Across the country, there remained a clear correlation: Rents slow where supply goes.
Florida claimed six of the nation’s 10 largest rent cuts in 2023, primarily due to rapidly rising supply topping still-strong demand. Fort Myers/Cape Coral notched the deepest reduction at -7.9%, with change measured on a same-store basis and inclusive of concessions. Other Sunshine State markets cutting rents at least 4%: Sarasota/Bradenton, Daytona Beach, Jacksonville, Orlando and Palm Bay.
Outside Florida, rents fell 4-6% in Austin, Boise, Atlanta and Phoenix – all high-supply, high-demand markets.
On the West Coast, Portland recorded the deepest rent cut at -3.2%. Rents fell more modestly in most other large West Coast metros. Only Orange County (2.9%) and San Diego (0.6%) saw effective rents increase in 2023.

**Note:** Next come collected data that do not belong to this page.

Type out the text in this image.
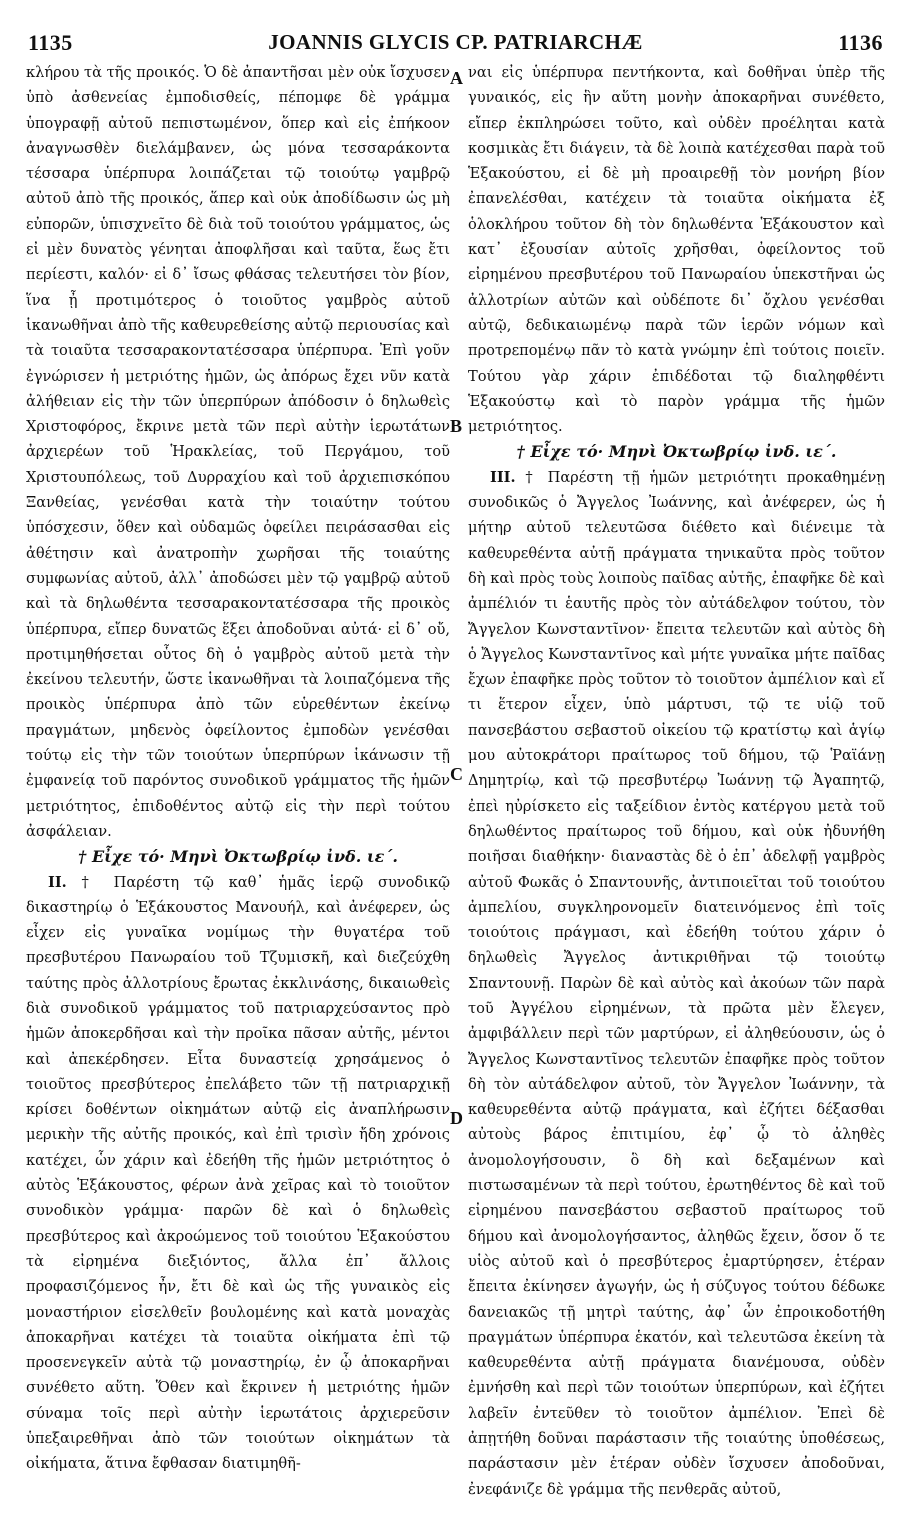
1135	JOANNIS GLYCIS CP. PATRIARCHÆ	1136

κλήρου τὰ τῆς προικός. Ὁ δὲ ἀπαντῆσαι μὲν οὐκ ἴσχυσεν ὑπὸ ἀσθενείας ἐμποδισθείς, πέπομφε δὲ γράμμα ὑπογραφῇ αὐτοῦ πεπιστωμένον, ὅπερ καὶ εἰς ἐπήκοον ἀναγνωσθὲν διελάμβανεν, ὡς μόνα τεσσαράκοντα τέσσαρα ὑπέρπυρα λοιπάζεται τῷ τοιούτῳ γαμβρῷ αὐτοῦ ἀπὸ τῆς προικός, ἅπερ καὶ οὐκ ἀποδίδωσιν ὡς μὴ εὐπορῶν, ὑπισχνεῖτο δὲ διὰ τοῦ τοιούτου γράμματος, ὡς εἰ μὲν δυνατὸς γένηται ἀποφλῆσαι καὶ ταῦτα, ἕως ἔτι περίεστι, καλόν· εἰ δ᾽ ἴσως φθάσας τελευτήσει τὸν βίον, ἵνα ᾖ προτιμότερος ὁ τοιοῦτος γαμβρὸς αὐτοῦ ἱκανωθῆναι ἀπὸ τῆς καθευρεθείσης αὐτῷ περιουσίας καὶ τὰ τοιαῦτα τεσσαρακοντατέσσαρα ὑπέρπυρα. Ἐπὶ γοῦν ἐγνώρισεν ἡ μετριότης ἡμῶν, ὡς ἀπόρως ἔχει νῦν κατὰ ἀλήθειαν εἰς τὴν τῶν ὑπερπύρων ἀπόδοσιν ὁ δηλωθεὶς Χριστοφόρος, ἔκρινε μετὰ τῶν περὶ αὐτὴν ἱερωτάτων ἀρχιερέων τοῦ Ἡρακλείας, τοῦ Περγάμου, τοῦ Χριστουπόλεως, τοῦ Δυρραχίου καὶ τοῦ ἀρχιεπισκόπου Ξανθείας, γενέσθαι κατὰ τὴν τοιαύτην τούτου ὑπόσχεσιν, ὅθεν καὶ οὐδαμῶς ὀφείλει πειράσασθαι εἰς ἀθέτησιν καὶ ἀνατροπὴν χωρῆσαι τῆς τοιαύτης συμφωνίας αὐτοῦ, ἀλλ᾽ ἀποδώσει μὲν τῷ γαμβρῷ αὐτοῦ καὶ τὰ δηλωθέντα τεσσαρακοντατέσσαρα τῆς προικὸς ὑπέρπυρα, εἴπερ δυνατῶς ἕξει ἀποδοῦναι αὐτά· εἰ δ᾽ οὔ, προτιμηθήσεται οὗτος δὴ ὁ γαμβρὸς αὐτοῦ μετὰ τὴν ἐκείνου τελευτήν, ὥστε ἱκανωθῆναι τὰ λοιπαζόμενα τῆς προικὸς ὑπέρπυρα ἀπὸ τῶν εὑρεθέντων ἐκείνῳ πραγμάτων, μηδενὸς ὀφείλοντος ἐμποδὼν γενέσθαι τούτῳ εἰς τὴν τῶν τοιούτων ὑπερπύρων ἱκάνωσιν τῇ ἐμφανείᾳ τοῦ παρόντος συνοδικοῦ γράμματος τῆς ἡμῶν μετριότητος, ἐπιδοθέντος αὐτῷ εἰς τὴν περὶ τούτου ἀσφάλειαν.

† Εἶχε τό· Μηνὶ Ὀκτωβρίῳ ἰνδ. ιε΄.

II. † Παρέστη τῷ καθ᾽ ἡμᾶς ἱερῷ συνοδικῷ δικαστηρίῳ ὁ Ἑξάκουστος Μανουήλ, καὶ ἀνέφερεν, ὡς εἶχεν εἰς γυναῖκα νομίμως τὴν θυγατέρα τοῦ πρεσβυτέρου Πανωραίου τοῦ Τζυμισκῆ, καὶ διεζεύχθη ταύτης πρὸς ἀλλοτρίους ἔρωτας ἐκκλινάσης, δικαιωθεὶς διὰ συνοδικοῦ γράμματος τοῦ πατριαρχεύσαντος πρὸ ἡμῶν ἀποκερδῆσαι καὶ τὴν προῖκα πᾶσαν αὐτῆς, μέντοι καὶ ἀπεκέρδησεν. Εἶτα δυναστείᾳ χρησάμενος ὁ τοιοῦτος πρεσβύτερος ἐπελάβετο τῶν τῇ πατριαρχικῇ κρίσει δοθέντων οἰκημάτων αὐτῷ εἰς ἀναπλήρωσιν μερικὴν τῆς αὐτῆς προικός, καὶ ἐπὶ τρισὶν ἤδη χρόνοις κατέχει, ὧν χάριν καὶ ἐδεήθη τῆς ἡμῶν μετριότητος ὁ αὐτὸς Ἑξάκουστος, φέρων ἀνὰ χεῖρας καὶ τὸ τοιοῦτον συνοδικὸν γράμμα· παρῶν δὲ καὶ ὁ δηλωθεὶς πρεσβύτερος καὶ ἀκροώμενος τοῦ τοιούτου Ἑξακούστου τὰ εἰρημένα διεξιόντος, ἄλλα ἐπ᾽ ἄλλοις προφασιζόμενος ἦν, ἔτι δὲ καὶ ὡς τῆς γυναικὸς εἰς μοναστήριον εἰσελθεῖν βουλομένης καὶ κατὰ μοναχὰς ἀποκαρῆναι κατέχει τὰ τοιαῦτα οἰκήματα ἐπὶ τῷ προσενεγκεῖν αὐτὰ τῷ μοναστηρίῳ, ἐν ᾧ ἀποκαρῆναι συνέθετο αὕτη. Ὅθεν καὶ ἔκρινεν ἡ μετριότης ἡμῶν σύναμα τοῖς περὶ αὐτὴν ἱερωτάτοις ἀρχιερεῦσιν ὑπεξαιρεθῆναι ἀπὸ τῶν τοιούτων οἰκημάτων τὰ οἰκήματα, ἅτινα ἔφθασαν διατιμηθῆ-

ναι εἰς ὑπέρπυρα πεντήκοντα, καὶ δοθῆναι ὑπὲρ τῆς γυναικός, εἰς ἣν αὕτη μονὴν ἀποκαρῆναι συνέθετο, εἴπερ ἐκπληρώσει τοῦτο, καὶ οὐδὲν προέληται κατὰ κοσμικὰς ἔτι διάγειν, τὰ δὲ λοιπὰ κατέχεσθαι παρὰ τοῦ Ἑξακούστου, εἰ δὲ μὴ προαιρεθῇ τὸν μονήρη βίον ἐπανελέσθαι, κατέχειν τὰ τοιαῦτα οἰκήματα ἐξ ὁλοκλήρου τοῦτον δὴ τὸν δηλωθέντα Ἑξάκουστον καὶ κατ᾽ ἐξουσίαν αὐτοῖς χρῆσθαι, ὀφείλοντος τοῦ εἰρημένου πρεσβυτέρου τοῦ Πανωραίου ὑπεκστῆναι ὡς ἀλλοτρίων αὐτῶν καὶ οὐδέποτε δι᾽ ὄχλου γενέσθαι αὐτῷ, δεδικαιωμένῳ παρὰ τῶν ἱερῶν νόμων καὶ προτρεπομένῳ πᾶν τὸ κατὰ γνώμην ἐπὶ τούτοις ποιεῖν. Τούτου γὰρ χάριν ἐπιδέδοται τῷ διαληφθέντι Ἑξακούστῳ καὶ τὸ παρὸν γράμμα τῆς ἡμῶν μετριότητος.

† Εἶχε τό· Μηνὶ Ὀκτωβρίῳ ἰνδ. ιε΄.

III. † Παρέστη τῇ ἡμῶν μετριότητι προκαθημένῃ συνοδικῶς ὁ Ἄγγελος Ἰωάννης, καὶ ἀνέφερεν, ὡς ἡ μήτηρ αὐτοῦ τελευτῶσα διέθετο καὶ διένειμε τὰ καθευρεθέντα αὐτῇ πράγματα τηνικαῦτα πρὸς τοῦτον δὴ καὶ πρὸς τοὺς λοιποὺς παῖδας αὐτῆς, ἐπαφῆκε δὲ καὶ ἀμπέλιόν τι ἑαυτῆς πρὸς τὸν αὐτάδελφον τούτου, τὸν Ἄγγελον Κωνσταντῖνον· ἔπειτα τελευτῶν καὶ αὐτὸς δὴ ὁ Ἄγγελος Κωνσταντῖνος καὶ μήτε γυναῖκα μήτε παῖδας ἔχων ἐπαφῆκε πρὸς τοῦτον τὸ τοιοῦτον ἀμπέλιον καὶ εἴ τι ἕτερον εἶχεν, ὑπὸ μάρτυσι, τῷ τε υἱῷ τοῦ πανσεβάστου σεβαστοῦ οἰκείου τῷ κρατίστῳ καὶ ἁγίῳ μου αὐτοκράτορι πραίτωρος τοῦ δήμου, τῷ Ῥαϊάνῃ Δημητρίῳ, καὶ τῷ πρεσβυτέρῳ Ἰωάννῃ τῷ Ἀγαπητῷ, ἐπεὶ ηὐρίσκετο εἰς ταξείδιον ἐντὸς κατέργου μετὰ τοῦ δηλωθέντος πραίτωρος τοῦ δήμου, καὶ οὐκ ἠδυνήθη ποιῆσαι διαθήκην· διαναστὰς δὲ ὁ ἐπ᾽ ἀδελφῇ γαμβρὸς αὐτοῦ Φωκᾶς ὁ Σπαντουνῆς, ἀντιποιεῖται τοῦ τοιούτου ἀμπελίου, συγκληρονομεῖν διατεινόμενος ἐπὶ τοῖς τοιούτοις πράγμασι, καὶ ἐδεήθη τούτου χάριν ὁ δηλωθεὶς Ἄγγελος ἀντικριθῆναι τῷ τοιούτῳ Σπαντουνῇ. Παρὼν δὲ καὶ αὐτὸς καὶ ἀκούων τῶν παρὰ τοῦ Ἀγγέλου εἰρημένων, τὰ πρῶτα μὲν ἔλεγεν, ἀμφιβάλλειν περὶ τῶν μαρτύρων, εἰ ἀληθεύουσιν, ὡς ὁ Ἄγγελος Κωνσταντῖνος τελευτῶν ἐπαφῆκε πρὸς τοῦτον δὴ τὸν αὐτάδελφον αὐτοῦ, τὸν Ἄγγελον Ἰωάννην, τὰ καθευρεθέντα αὐτῷ πράγματα, καὶ ἐζήτει δέξασθαι αὐτοὺς βάρος ἐπιτιμίου, ἐφ᾽ ᾧ τὸ ἀληθὲς ἀνομολογήσουσιν, ὃ δὴ καὶ δεξαμένων καὶ πιστωσαμένων τὰ περὶ τούτου, ἐρωτηθέντος δὲ καὶ τοῦ εἰρημένου πανσεβάστου σεβαστοῦ πραίτωρος τοῦ δήμου καὶ ἀνομολογήσαντος, ἀληθῶς ἔχειν, ὅσον ὅ τε υἱὸς αὐτοῦ καὶ ὁ πρεσβύτερος ἐμαρτύρησεν, ἑτέραν ἔπειτα ἐκίνησεν ἀγωγήν, ὡς ἡ σύζυγος τούτου δέδωκε δανειακῶς τῇ μητρὶ ταύτης, ἀφ᾽ ὧν ἐπροικοδοτήθη πραγμάτων ὑπέρπυρα ἑκατόν, καὶ τελευτῶσα ἐκείνη τὰ καθευρεθέντα αὐτῇ πράγματα διανέμουσα, οὐδὲν ἐμνήσθη καὶ περὶ τῶν τοιούτων ὑπερπύρων, καὶ ἐζήτει λαβεῖν ἐντεῦθεν τὸ τοιοῦτον ἀμπέλιον. Ἐπεὶ δὲ ἀπῃτήθη δοῦναι παράστασιν τῆς τοιαύτης ὑποθέσεως, παράστασιν μὲν ἑτέραν οὐδὲν ἴσχυσεν ἀποδοῦναι, ἐνεφάνιζε δὲ γράμμα τῆς πενθερᾶς αὐτοῦ,

A
B
C
D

Rents Keep Growing in the Low-Supply Midwest and Northeast
Not coincidentally, rents continue to increase in low-supply markets. Of the nation’s 150 largest metros, 41 recorded rent increases of at least 3% in 2023. Of those 41, all but seven had supply expansion rates below the U.S. average.
Most of that growth in coming in the low-supply Midwest and Northeast. Of the 50 largest markets in those two combined regions, only two cut rents last year.
By market, Midland/Odessa – the ultimate boom/bust market – continued to lead the way with a 9.7% increase. Seven others topped 5%: Springfield, MA; Rochester, NY; Fargo, ND; Madison, WI; Buffalo, NY; Lexington, KY and Lincoln, NE.
College towns continue to rank among the nation’s rent growth leaders, in part due to very little supply. Most colleges shut down on-campus operations during the 2020-2021 school year, which froze many construction projects at a time when apartment starts were booming in most of the country. And by the time those markets had rebounded, debt costs had jumped so much that construction in college towns never really took off in this cycle.